Gegen 22 h sind wir in Kelheim. Das Wetter ist perfekt: trocken und die Nacht – bis auf ein bisschen Wind – relativ mild. Die Verpflegungsstelle befindet sich outdoor, unterdacht, gut bestückt und hat eine saubere Toilette. Luxus. Anschließend geht es über Klinik und Kreuzweg in einen Wald, der einigen Trailläufern das fürchten lehrt. Viele Wegweiser haben die Waldarbeiter nicht übrig gelassen. Ich bin froh, in einer Gruppe unterwegs zu sein; den richtigen Weg können wir uns immer irgendwie “zusammenreimen”: wenn mein Navi sagt, dass wir zu weit links sind, und Michaels Navi behauptet, wir wären zu weit rechts, dann sind wir vermutlich richtig: angewandte Ultralogik.

Meine Trail Poles verabschieden sich. Ohne Vorwarnung bricht einer der beiden in der Mitte auseinander. Nur 1500 Höhenmeter konnten sie mich die Berge hochstemmen, die restlichen gut 4000 soll ich jetzt ohne Stöckchen schaffen. Na bravo.

Vor Matting (km 76) geht es nochmal richtig rauf und runter und die Freude auf den ersten DropBag ist ins Gesicht geschrieben.

JUNUT 2012 Jurasteig Nonstop Ultratrail 2012. Ultramarathon

JUNUT 2012 Jurasteig Nonstop Ultratrail 2012. Ultramarathon

JUNUT 2012 Jurasteig Nonstop Ultratrail 2012. Ultramarathon

Die Verpflegungsstelle in Matting ist von der Freiwilligen Feuerwehr besetzt. Das ist für mich immer ein gutes Omen. Denn: eine Feuerwehr löscht den Brand gar niemals nur mit Wasser! “Habt ihr vielleicht auch einen Schluck Bier übrig?” Egal, wo Du bist: von der FFW kommt immer ein “aber logisch” zurück.

JUNUT 2012 Jurasteig Nonstop Ultratrail 2012. Ultramarathon

Anschließend ist Entertainment angesagt. Wir feiern 100 Jahre Titanic mit einer schwimmwestbestückten Donauüberquerung per Boot. Klasse!

JUNUT 2012 Jurasteig Nonstop Ultratrail 2012. Ultramarathon

Nach nur 2 Minuten betreten wir wieder festen Boden und verlaufen uns erstmal so richtig. Meine GPS-Daten hatte ich von jurasteig.de und die wollen, dass wir einen Aussichts-Sackgassen-Punkt mitnehmen: gegen 2 h morgens macht das ja gar keinen Sinn. Anschließend treffen wir wieder auf Michael und mir wird erstmals bewusst, dass wir uns sehr weit vorne im Teilnehmerfeld bewegen. Das ist generell gut: die Chance auf eine ausgedehnte Kappe Schlaf bei km 135 steigt.

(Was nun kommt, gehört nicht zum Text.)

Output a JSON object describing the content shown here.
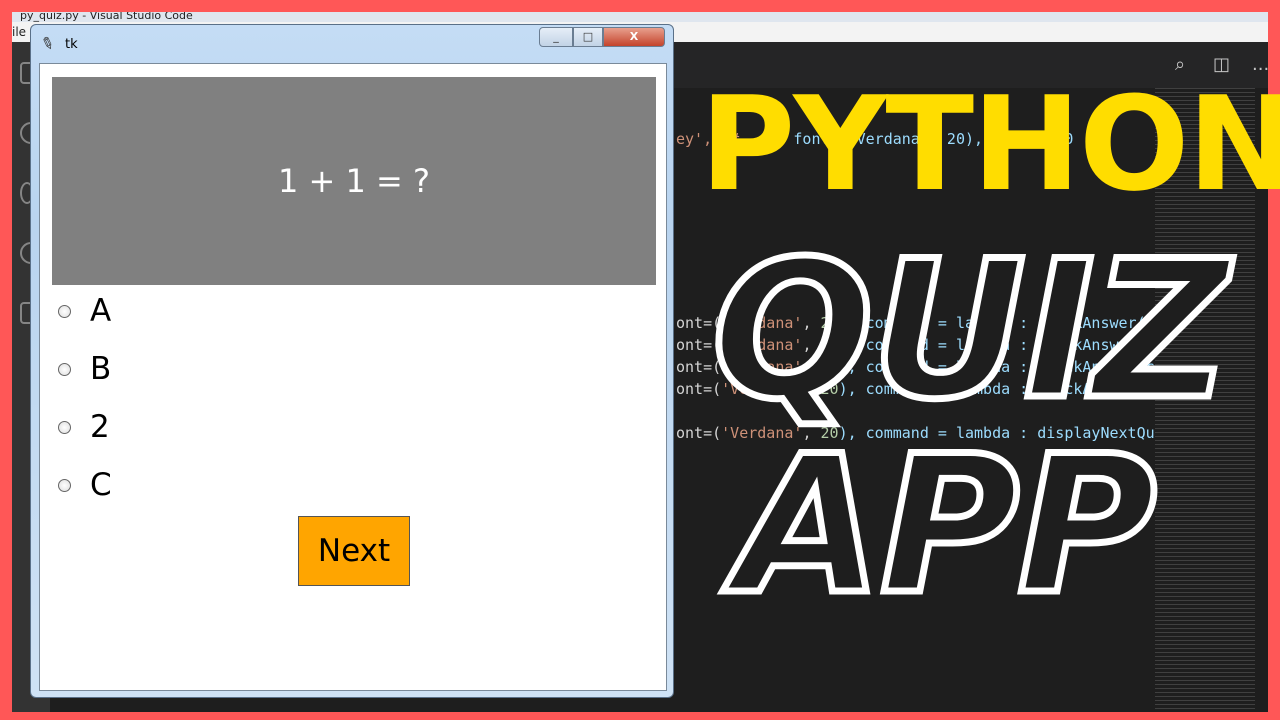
{
  "vscode": {
    "title": "py_quiz.py - Visual Studio Code",
    "menu_first": "ile",
    "toolbar_more": "...",
    "code_lines": [
      {
        "a": "ey',",
        "b": " \"#...\",",
        "c": " font=('Verdana', 20), width=500"
      },
      {
        "a": "ont=(",
        "s": "'Verdana'",
        "n": "20",
        "rest": "), command = lambda : checkAnswer(c"
      },
      {
        "a": "ont=(",
        "s": "'Verdana'",
        "n": "20",
        "rest": "), command = lambda : checkAnswer(c"
      },
      {
        "a": "ont=(",
        "s": "'Verdana'",
        "n": "20",
        "rest": "), command = lambda : checkAnswer(c"
      },
      {
        "a": "ont=(",
        "s": "'Verdana'",
        "n": "20",
        "rest": "), command = lambda : checkAnswer(c"
      },
      {
        "a": "ont=(",
        "s": "'Verdana'",
        "n": "20",
        "rest": "), command = lambda : displayNextQu"
      }
    ]
  },
  "tk_window": {
    "title": "tk",
    "controls": {
      "minimize": "_",
      "maximize": "□",
      "close": "X"
    },
    "question": "1 + 1 = ?",
    "options": [
      "A",
      "B",
      "2",
      "C"
    ],
    "next_label": "Next"
  },
  "overlay": {
    "line1": "PYTHON",
    "line2": "QUIZ",
    "line3": "APP"
  },
  "colors": {
    "border": "#ff5757",
    "title_yellow": "#ffdd00",
    "next_button": "#ffa500",
    "question_bg": "#808080"
  }
}
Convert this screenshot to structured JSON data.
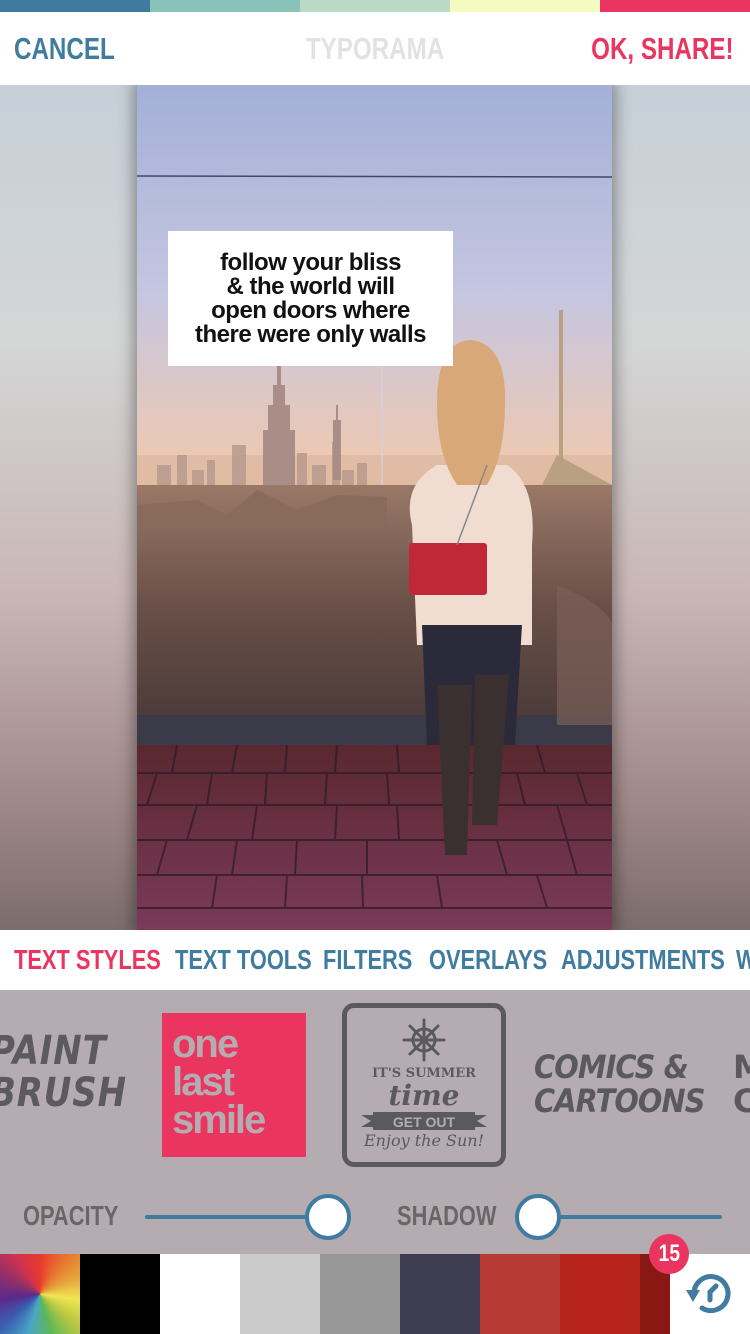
{
  "top_strip": {
    "colors": [
      "#417aa0",
      "#89c2b8",
      "#bbdac5",
      "#f3fbc1",
      "#ea3560"
    ]
  },
  "header": {
    "cancel_label": "CANCEL",
    "title": "TYPORAMA",
    "share_label": "OK, SHARE!"
  },
  "canvas": {
    "quote_lines": [
      "follow your bliss",
      "& the world will",
      "open doors where",
      "there were only walls"
    ]
  },
  "tabs": [
    {
      "label": "TEXT STYLES",
      "active": true
    },
    {
      "label": "TEXT TOOLS",
      "active": false
    },
    {
      "label": "FILTERS",
      "active": false
    },
    {
      "label": "OVERLAYS",
      "active": false
    },
    {
      "label": "ADJUSTMENTS",
      "active": false
    },
    {
      "label": "W",
      "active": false
    }
  ],
  "styles": {
    "paint_brush": {
      "line1": "PAINT",
      "line2": "BRUSH"
    },
    "one_last_smile": {
      "line1": "one",
      "line2": "last",
      "line3": "smile"
    },
    "summer": {
      "line1": "IT'S SUMMER",
      "line2": "time",
      "line3": "GET OUT",
      "line4": "Enjoy the Sun!"
    },
    "comics": {
      "line1": "COMICS &",
      "line2": "CARTOONS"
    },
    "next": {
      "line1": "M",
      "line2": "C"
    }
  },
  "sliders": {
    "opacity": {
      "label": "OPACITY",
      "value": 1.0
    },
    "shadow": {
      "label": "SHADOW",
      "value": 0.0
    }
  },
  "swatches": [
    {
      "name": "color-wheel",
      "color": "wheel"
    },
    {
      "name": "black",
      "color": "#000000"
    },
    {
      "name": "white",
      "color": "#ffffff"
    },
    {
      "name": "light-gray",
      "color": "#cbcbcb"
    },
    {
      "name": "gray",
      "color": "#989898"
    },
    {
      "name": "dark-slate",
      "color": "#3e3c50"
    },
    {
      "name": "brick-red",
      "color": "#b83a35"
    },
    {
      "name": "red",
      "color": "#b5231a"
    },
    {
      "name": "dark-red",
      "color": "#8a1812"
    }
  ],
  "undo": {
    "badge_count": "15"
  },
  "colors": {
    "accent_pink": "#ea3560",
    "accent_blue": "#407ba0",
    "panel_bg": "#b5acb1"
  }
}
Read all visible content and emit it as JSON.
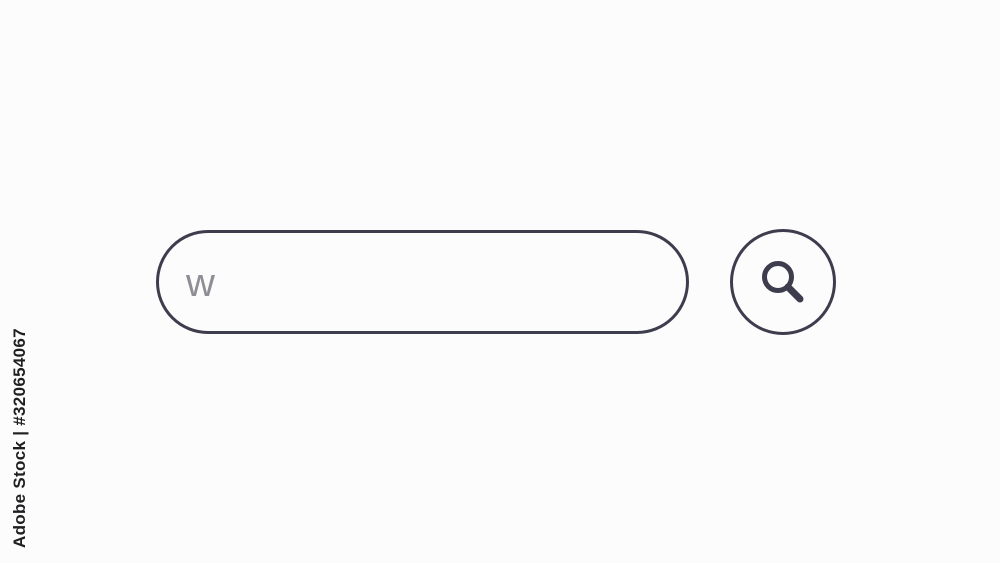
{
  "search": {
    "value": "w"
  },
  "search_button": {
    "icon": "magnifier-icon"
  },
  "credit": {
    "text": "Adobe Stock | #320654067"
  },
  "colors": {
    "background": "#fcfcfd",
    "outline": "#3e3d4d",
    "text": "#8e8e94"
  }
}
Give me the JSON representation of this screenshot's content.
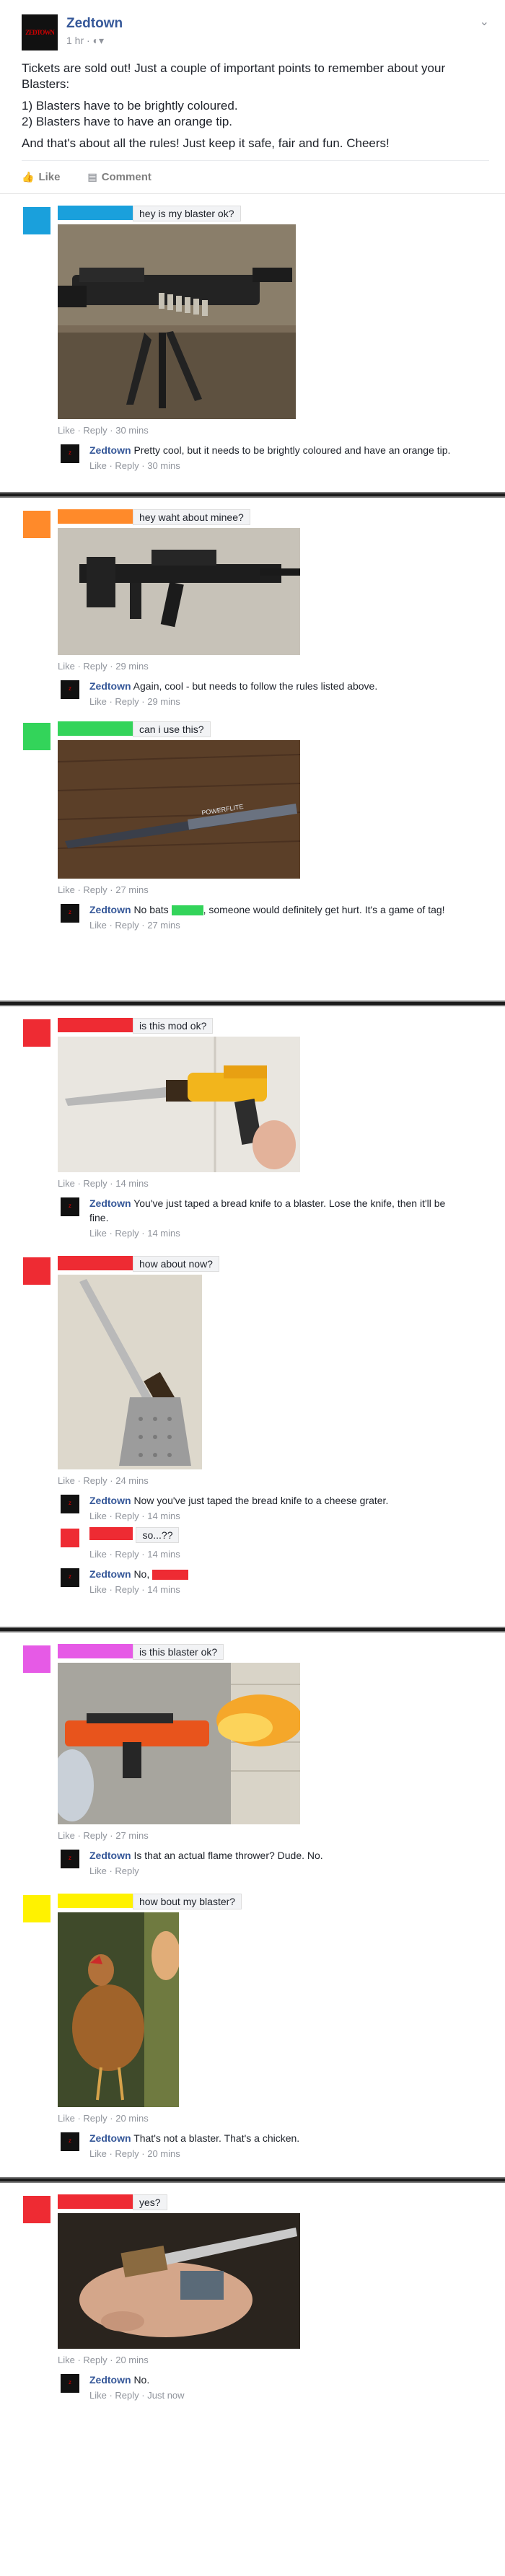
{
  "post": {
    "logo_text": "ZEDTOWN",
    "page_name": "Zedtown",
    "time": "1 hr · ",
    "audience_icon": "globe-icon",
    "body": [
      "Tickets are sold out! Just a couple of important points to remember about your Blasters:",
      "1) Blasters have to be brightly coloured.",
      "2) Blasters have to have an orange tip.",
      "And that's about all the rules! Just keep it safe, fair and fun. Cheers!"
    ],
    "like_label": "Like",
    "comment_label": "Comment"
  },
  "links": {
    "like": "Like",
    "reply": "Reply",
    "sep": " · "
  },
  "colors": {
    "blue": "#1aa0dc",
    "orange": "#ff8a2a",
    "green": "#33d45a",
    "red": "#ee2b33",
    "magenta": "#e65ae6",
    "yellow": "#fff200",
    "brand": "#365899"
  },
  "threads": [
    {
      "comments": [
        {
          "text": "hey is my blaster ok?",
          "image": "tripod-mounted-black-blaster",
          "time": "30 mins",
          "replies": [
            {
              "name": "Zedtown",
              "text": "Pretty cool, but it needs to be brightly coloured and have an orange tip.",
              "time": "30 mins"
            }
          ]
        }
      ]
    },
    {
      "comments": [
        {
          "text": "hey waht about minee?",
          "image": "black-assault-rifle",
          "time": "29 mins",
          "replies": [
            {
              "name": "Zedtown",
              "text": "Again, cool - but needs to follow the rules listed above.",
              "time": "29 mins"
            }
          ]
        },
        {
          "text": "can i use this?",
          "image": "baseball-bat-on-floor",
          "time": "27 mins",
          "replies": [
            {
              "name": "Zedtown",
              "text_before": "No bats",
              "text_after": ", someone would definitely get hurt. It's a game of tag!",
              "time": "27 mins"
            }
          ]
        }
      ]
    },
    {
      "comments": [
        {
          "text": "is this mod ok?",
          "image": "blaster-with-bread-knife",
          "time": "14 mins",
          "replies": [
            {
              "name": "Zedtown",
              "text": "You've just taped a bread knife to a blaster. Lose the knife, then it'll be fine.",
              "time": "14 mins"
            }
          ]
        },
        {
          "text": "how about now?",
          "image": "knife-taped-to-grater",
          "time": "24 mins",
          "replies": [
            {
              "name": "Zedtown",
              "text": "Now you've just taped the bread knife to a cheese grater.",
              "time": "14 mins"
            }
          ],
          "user_reply": {
            "text": "so...??",
            "time": "14 mins"
          },
          "final_reply": {
            "name": "Zedtown",
            "text": "No,",
            "time": "14 mins"
          }
        }
      ]
    },
    {
      "comments": [
        {
          "text": "is this blaster ok?",
          "image": "flamethrower-blaster",
          "time": "27 mins",
          "replies": [
            {
              "name": "Zedtown",
              "text": "Is that an actual flame thrower? Dude. No.",
              "time": ""
            }
          ]
        },
        {
          "text": "how bout my blaster?",
          "image": "chicken",
          "time": "20 mins",
          "replies": [
            {
              "name": "Zedtown",
              "text": "That's not a blaster. That's a chicken.",
              "time": "20 mins"
            }
          ]
        }
      ]
    },
    {
      "comments": [
        {
          "text": "yes?",
          "image": "hand-with-knife",
          "time": "20 mins",
          "replies": [
            {
              "name": "Zedtown",
              "text": "No.",
              "time": "Just now"
            }
          ]
        }
      ]
    }
  ]
}
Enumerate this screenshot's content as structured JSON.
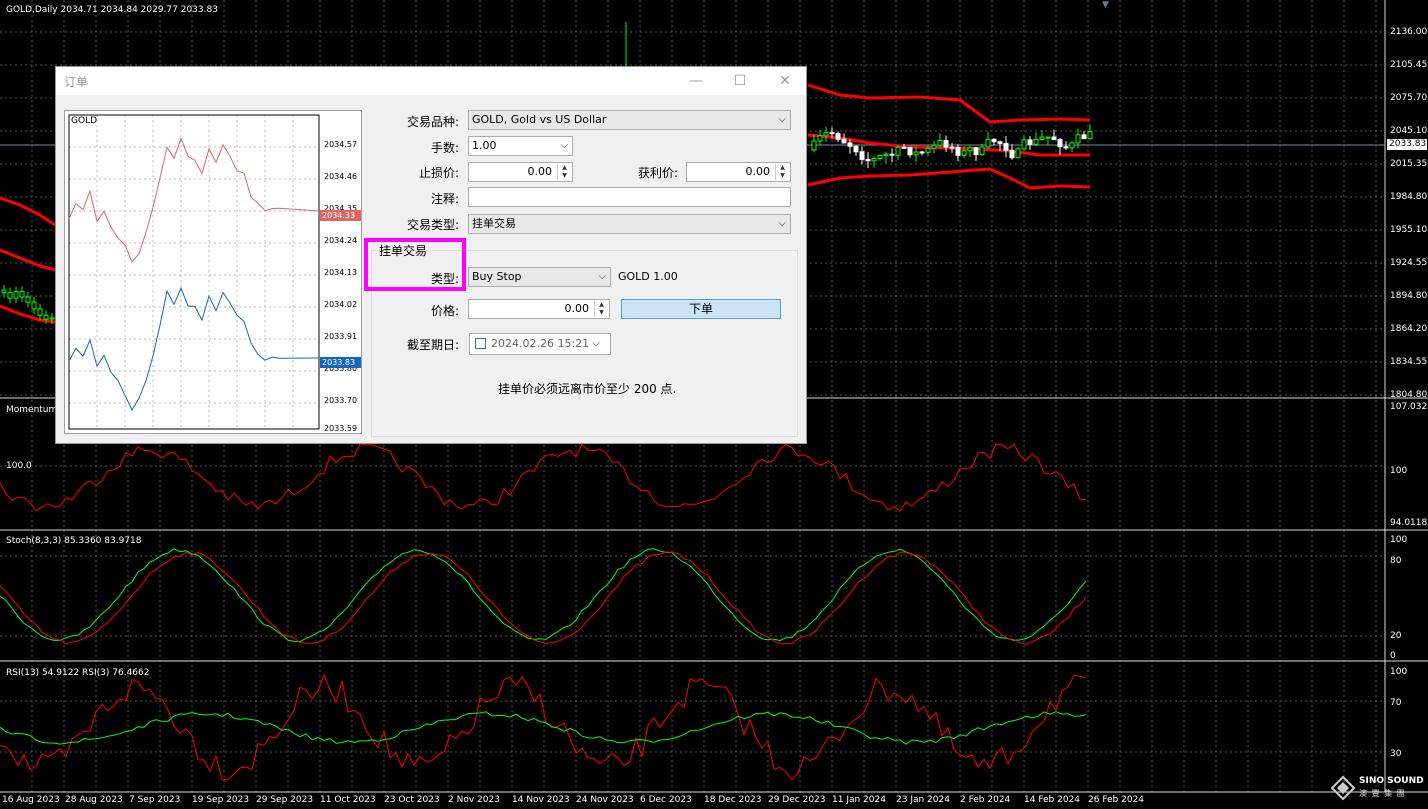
{
  "main_chart": {
    "header": "GOLD,Daily  2034.71 2034.84 2029.77 2033.83",
    "current_price": "2033.83",
    "price_scale": [
      "2136.00",
      "2105.45",
      "2075.70",
      "2045.10",
      "2015.35",
      "1984.80",
      "1955.10",
      "1924.55",
      "1894.80",
      "1864.20",
      "1834.55",
      "1804.80"
    ]
  },
  "momentum_panel": {
    "title": "Momentum",
    "level_label": "100.0",
    "scale": [
      "107.0329",
      "100",
      "94.0118"
    ]
  },
  "stoch_panel": {
    "title": "Stoch(8,3,3) 85.3360 83.9718",
    "scale": [
      "100",
      "80",
      "20",
      "0"
    ]
  },
  "rsi_panel": {
    "title": "RSI(13) 54.9122  RSI(3) 76.4662",
    "scale": [
      "100",
      "70",
      "30"
    ]
  },
  "date_axis": [
    "16 Aug 2023",
    "28 Aug 2023",
    "7 Sep 2023",
    "19 Sep 2023",
    "29 Sep 2023",
    "11 Oct 2023",
    "23 Oct 2023",
    "2 Nov 2023",
    "14 Nov 2023",
    "24 Nov 2023",
    "6 Dec 2023",
    "18 Dec 2023",
    "29 Dec 2023",
    "11 Jan 2024",
    "23 Jan 2024",
    "2 Feb 2024",
    "14 Feb 2024",
    "26 Feb 2024"
  ],
  "watermark": {
    "brand": "SINO SOUND",
    "sub": "澳 豐 集 團"
  },
  "dialog": {
    "title": "订单",
    "minimize": "—",
    "maximize": "☐",
    "close": "✕",
    "mini_chart": {
      "symbol": "GOLD",
      "scale": [
        "2034.57",
        "2034.46",
        "2034.35",
        "2034.24",
        "2034.13",
        "2034.02",
        "2033.91",
        "2033.80",
        "2033.70",
        "2033.59"
      ],
      "ask_tag": "2034.33",
      "bid_tag": "2033.83",
      "ask_color": "#e06666",
      "bid_color": "#1565c0"
    },
    "symbol_label": "交易品种:",
    "symbol_value": "GOLD, Gold vs US Dollar",
    "volume_label": "手数:",
    "volume_value": "1.00",
    "sl_label": "止损价:",
    "sl_value": "0.00",
    "tp_label": "获利价:",
    "tp_value": "0.00",
    "comment_label": "注释:",
    "comment_value": "",
    "type_label": "交易类型:",
    "type_value": "挂单交易",
    "pending_group_title": "挂单交易",
    "order_type_label": "类型:",
    "order_type_value": "Buy Stop",
    "order_summary": "GOLD 1.00",
    "price_label": "价格:",
    "price_value": "0.00",
    "place_button": "下单",
    "expiry_label": "截至期日:",
    "expiry_value": "2024.02.26 15:21",
    "notice": "挂单价必须远离市价至少 200 点."
  }
}
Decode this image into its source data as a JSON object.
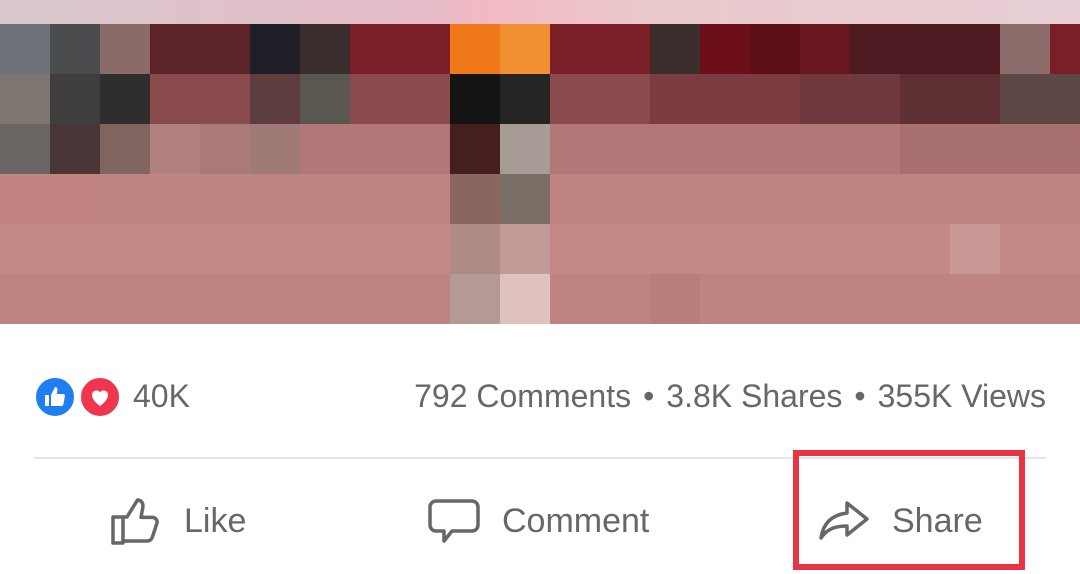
{
  "post": {
    "media": {
      "description_icon": "blurred-video-thumbnail"
    },
    "stats": {
      "reaction_count": "40K",
      "reactions": [
        "like",
        "love"
      ],
      "comments": "792 Comments",
      "separator": "•",
      "shares": "3.8K Shares",
      "views": "355K Views"
    },
    "actions": {
      "like_label": "Like",
      "comment_label": "Comment",
      "share_label": "Share"
    }
  },
  "colors": {
    "like_blue": "#1f7ef2",
    "love_red": "#f0364f",
    "text_gray": "#65676b",
    "highlight_red": "#e83544"
  }
}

JUNUT 2012 Jurasteig Nonstop Ultratrail 2012. Ultramarathon

Kurz vor Pielenhofen machen sich die ersten Zweifel bemerkbar. Die Sonne geht auf und ich werde langsamer. Vielleicht wäre ich doch besser dran gewesen, wenn ich mein Tempo selbst bestimmt hätte? Aber gut, der Lauf ist mit knapp 100 km noch im Prolog, nichts ist verloren. Als ich einige Minuten nach meiner nächtlichen Truppe in Pielenhofen an der reich gedeckten Frühstückstafel ankomme, ist die Stimmung schon am kochen. Hier steppt der Ultra-Bär:

JUNUT 2012 Jurasteig Nonstop Ultratrail 2012. Ultramarathon

Schade, dass die Suppe, welche mir jetzt verdammt gut getan hätte, aus vegetarischer Sicht eher unpraktischer Rinderbrühe mit Fleischeinlage besteht. Ok, ich habe hinter mir einen warmen Kachelofen, vor mir eine warme Kaffeetasse; und das tut´s ja irgendwie auch.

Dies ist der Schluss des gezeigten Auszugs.